1 460 mots7 minutes de lecture

« Ding-dang, ding-dang. »
Dans la mine, un enfant d'apparence très jeune frappait avec acharnement, maniant une pioche aussi grande que lui.
Bien que cet enfant semblât jeune, sa peau était noire et rouge, et ses mains plus rugueuses que celles de ses pairs, montrant clairement une origine modeste.
« Petit Meng, c'est l'heure de sortir ! Il est temps de dîner ! Allons-y ! »
Quelques enfants, qui ne semblaient pas beaucoup plus âgés que lui, lui crièrent en passant à côté.
« Hé ! J'arrive, j'arrive. »
L'enfant appelé Petit Meng s'appelait Mèng Guān, il n'avait que neuf ans. À six ans, il avait commencé à étudier à l'école privée du village avec son deuxième frère. Bien qu'il sût lire et écrire, il était loin derrière son deuxième frère, et l'argent de la famille ne suffisait que pour un seul élève. Ainsi, deux ans plus tard, il quitta l'école et commença à travailler dans la mine avec son frère aîné.
À l'origine, on ne voulait pas de lui à cause de son jeune âge, mais Mèng Guān avait une force surprenante pour son âge, comparable à celle d'un enfant de douze ou treize ans. Finalement, le directeur de la mine le prit à contrecœur dans ces conditions.
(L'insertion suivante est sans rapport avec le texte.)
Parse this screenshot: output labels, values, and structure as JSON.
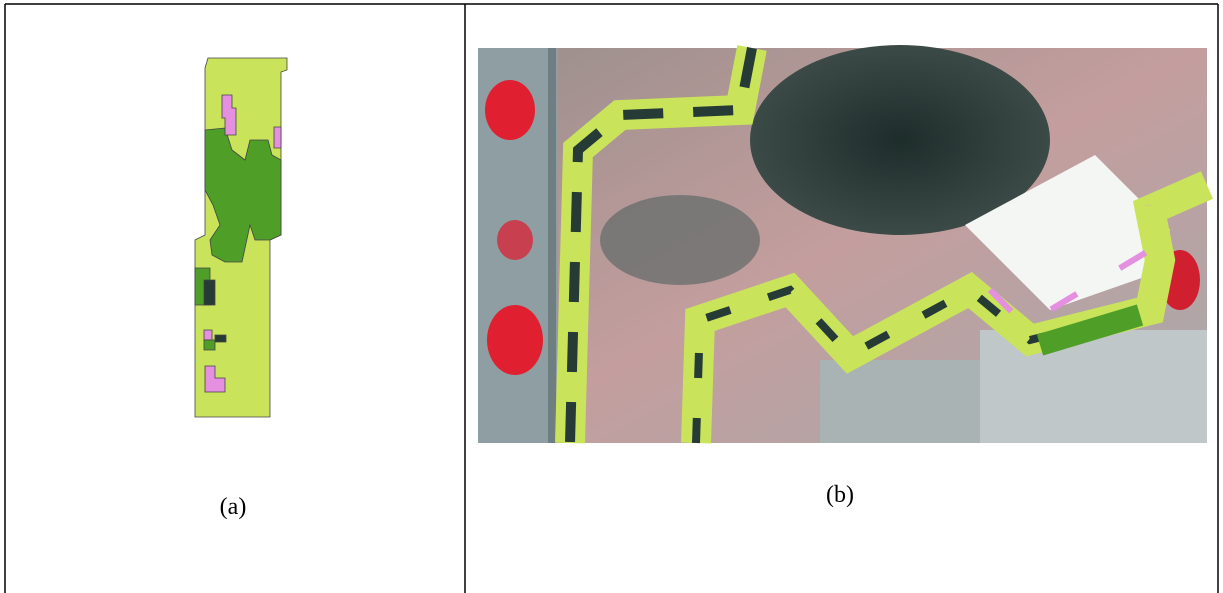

Au début, son salaire mensuel n'était que de vingt pièces de cuivre. Mais plus tard, le directeur, constatant qu'il n'était pas paresseux, qu'il travaillait sérieusement et qu'il était effectivement très jeune, augmenta son salaire à trente-cinq pièces de cuivre, le même salaire que celui des adultes.
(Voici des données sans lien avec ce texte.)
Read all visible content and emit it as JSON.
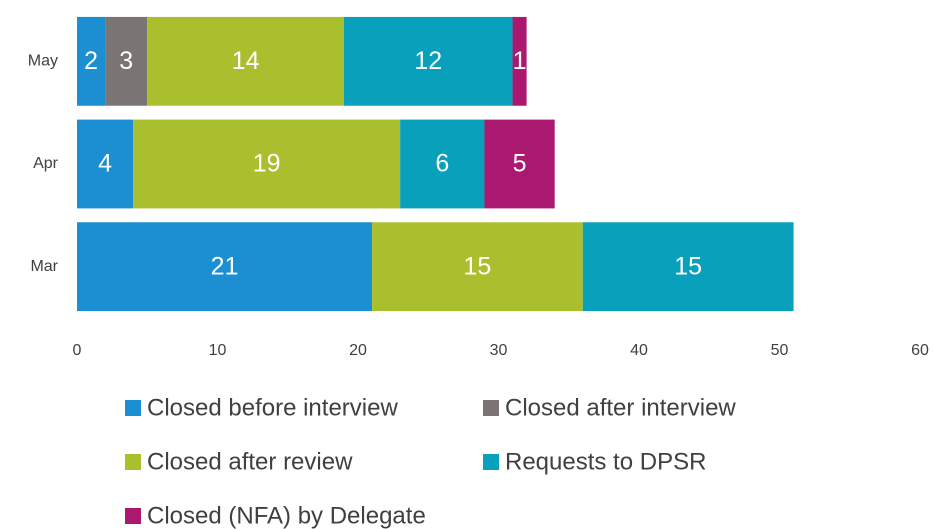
{
  "chart_data": {
    "type": "bar",
    "orientation": "horizontal",
    "stacked": true,
    "categories": [
      "May",
      "Apr",
      "Mar"
    ],
    "series": [
      {
        "name": "Closed before interview",
        "color": "#1b8fd2",
        "values": [
          2,
          4,
          21
        ]
      },
      {
        "name": "Closed after interview",
        "color": "#7a7474",
        "values": [
          3,
          null,
          null
        ]
      },
      {
        "name": "Closed after review",
        "color": "#a9bf2e",
        "values": [
          14,
          19,
          15
        ]
      },
      {
        "name": "Requests to DPSR",
        "color": "#08a0ba",
        "values": [
          12,
          6,
          15
        ]
      },
      {
        "name": "Closed (NFA) by Delegate",
        "color": "#ab1870",
        "values": [
          1,
          5,
          null
        ]
      }
    ],
    "xlim": [
      0,
      60
    ],
    "xticks": [
      0,
      10,
      20,
      30,
      40,
      50,
      60
    ],
    "grid": false,
    "legend": "bottom"
  }
}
Mèng Guān était très satisfait de cet argent, car chez lui, son père ne gagnait que cinquante pièces de cuivre par mois.
Cette mine appartenait au Vieux Roi du village. On disait que la famille du Vieux Roi possédait une mine plus grande dans la Ville de Duanliu, et que leur famille était amie de longue date avec le maire de la Ville de Duanliu.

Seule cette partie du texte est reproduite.